2. Die Beklagte handelte schuldhaft. § 276 BGB stellt für die Frage des Verschuldens auf diejenige Pflicht ab, die Gegenstand des Schuldverhältnisses ist. Demzufolge ergibt sich das Verschulden hier aus der Natur des Schuldverhältnisses, nämlich der Verpflichtung, im Rahmen des Zumutbaren alles Erforderliche zu unternehmen, um den in der Spielsperre vereinbarten Ausschluss des Spielers durchzusetzen. Diese Pflicht hat die Beklagte verletzt. Da der Kläger Geld an Telecash-Automaten abgehoben hat, wäre es - was die Beklagte letztlich mit Schriftsatz vom 06.02.2006 auch einräumt - für die Mitarbeiter der Beklagten ein Leichtes gewesen, nach erfolgter Vorlage der EC-Karte durch den Zeugen y kontrollieren, ob dieser zu den gesperrten Spielern gehört (BGH, a.a.O.). Angesichts dieses Fehlverhaltens kann sich die Beklagte nicht unter Verweis auf die Entscheidung des BGH vom 31.10.1995 (NJW 1996, 248) damit entlasten, ihr könne kein Verschuldensvorwurf gemacht werden; dabei weist der Senat lediglich ergänzend darauf hin, dass die Entscheidung des BGH vom 31.10.1995 - XI ZR 6/95 im Schrifttum ohnehin nicht unumstritten war (vgl. nur Grunsky EWiR 1996, 10 ff.).

3. Der Schadensersatzpflicht der Beklagten steht der an den Eingängen zu den Automatenspielsälen angebrachte Hinweis, dass für gesperrte Spieler im Falle eines Spielverlustes kein Anspruch auf Rückerstattung der Spieleinsätze zusteht, nicht entgegen. Bei derartigen Hinweisen handelt es sich um Allgemeine Geschäftsbedingungen, die gem. § 9 AGBG unwirksam sind. Die Beklagte kann sich - wenn und soweit sie - wie hier - ihre Kardinalspflichten, einen gesperrten Spieler vom Spiel auszuschließen, verletzt hat, nicht von ihrer Haftung freizeichnen (BGH, a.a.O.).

4. Als Rechtsfolge kann der Kläger aus abgetretenem Recht des Zeugen y verlangen, so gestellt zu werden, als wenn die Beklagte ihrer Überwachungspflicht ordnungsgemäß nachgekommen wäre. In diesem Fall wäre es dem Zeugen y nicht möglich gewesen, Geld an den Telecash-Automaten abzuholen und im Automatensaal zu verspielen.

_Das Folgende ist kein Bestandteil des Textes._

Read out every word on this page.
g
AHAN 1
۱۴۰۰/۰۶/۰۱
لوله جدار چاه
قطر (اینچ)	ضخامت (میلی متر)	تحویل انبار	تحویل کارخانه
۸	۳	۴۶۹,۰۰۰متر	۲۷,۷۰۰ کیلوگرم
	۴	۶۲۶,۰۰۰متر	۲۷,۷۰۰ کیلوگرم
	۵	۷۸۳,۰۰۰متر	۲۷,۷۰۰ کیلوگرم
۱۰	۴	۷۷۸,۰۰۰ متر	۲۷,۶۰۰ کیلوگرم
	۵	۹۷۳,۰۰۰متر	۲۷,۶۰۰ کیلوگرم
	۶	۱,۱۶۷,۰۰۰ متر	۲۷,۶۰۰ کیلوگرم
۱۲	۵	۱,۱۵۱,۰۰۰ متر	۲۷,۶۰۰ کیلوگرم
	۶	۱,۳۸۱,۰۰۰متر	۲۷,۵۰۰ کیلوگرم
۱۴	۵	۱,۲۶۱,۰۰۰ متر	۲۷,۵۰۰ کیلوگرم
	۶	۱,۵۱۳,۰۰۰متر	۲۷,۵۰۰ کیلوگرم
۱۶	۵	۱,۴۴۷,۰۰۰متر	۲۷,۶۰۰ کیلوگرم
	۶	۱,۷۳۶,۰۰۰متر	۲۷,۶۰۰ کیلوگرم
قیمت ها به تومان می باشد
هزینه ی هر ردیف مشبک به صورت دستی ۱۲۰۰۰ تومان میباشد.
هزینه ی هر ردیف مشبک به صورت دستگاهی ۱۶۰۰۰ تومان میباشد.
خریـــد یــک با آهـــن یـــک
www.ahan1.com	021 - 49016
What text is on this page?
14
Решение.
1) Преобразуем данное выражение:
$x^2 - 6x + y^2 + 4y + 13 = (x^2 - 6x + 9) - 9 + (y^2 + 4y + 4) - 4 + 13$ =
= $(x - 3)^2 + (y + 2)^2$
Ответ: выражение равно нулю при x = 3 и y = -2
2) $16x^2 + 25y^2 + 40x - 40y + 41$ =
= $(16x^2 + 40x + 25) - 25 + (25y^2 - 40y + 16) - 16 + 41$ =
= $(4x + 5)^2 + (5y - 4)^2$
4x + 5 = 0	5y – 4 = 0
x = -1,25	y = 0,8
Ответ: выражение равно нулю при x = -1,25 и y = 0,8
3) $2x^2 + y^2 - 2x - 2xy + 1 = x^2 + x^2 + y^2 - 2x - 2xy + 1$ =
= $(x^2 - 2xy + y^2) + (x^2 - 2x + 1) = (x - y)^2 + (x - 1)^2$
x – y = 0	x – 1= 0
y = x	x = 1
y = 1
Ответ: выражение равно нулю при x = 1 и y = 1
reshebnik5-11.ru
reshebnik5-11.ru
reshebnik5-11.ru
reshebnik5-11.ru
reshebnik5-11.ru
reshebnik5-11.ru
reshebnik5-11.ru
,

Soweit die Beklagte behauptet, dem Zeugen wäre der vom Kläger eingeklagte Schaden auch entstanden, wenn sie sich vertragsgerecht verhalten hätte, mag dahinstehen, ob sich die Beklagte mit dieser Berufung auf eine solche hypothetische Schadenursache überhaupt entlasten kann. Jedenfalls trägt die Beklagte nämlich für ihre Behauptung, der Schaden wäre auch aufgrund der Reserveursache eingetreten, die Darlegungs- und Beweislast, ohne dass sie Beweis angetreten hätte.

II. Die prozessualen Nebenentscheidungen beruhen auf §§ 97 I, 708 Ziffer 10, 711, 713 ZPO. Die Revision hat der Senat nicht zugelassen, da nach Ansicht des Senats die tatbestandlichen Voraussetzungen des § 543 II ZPO nicht vorliegen.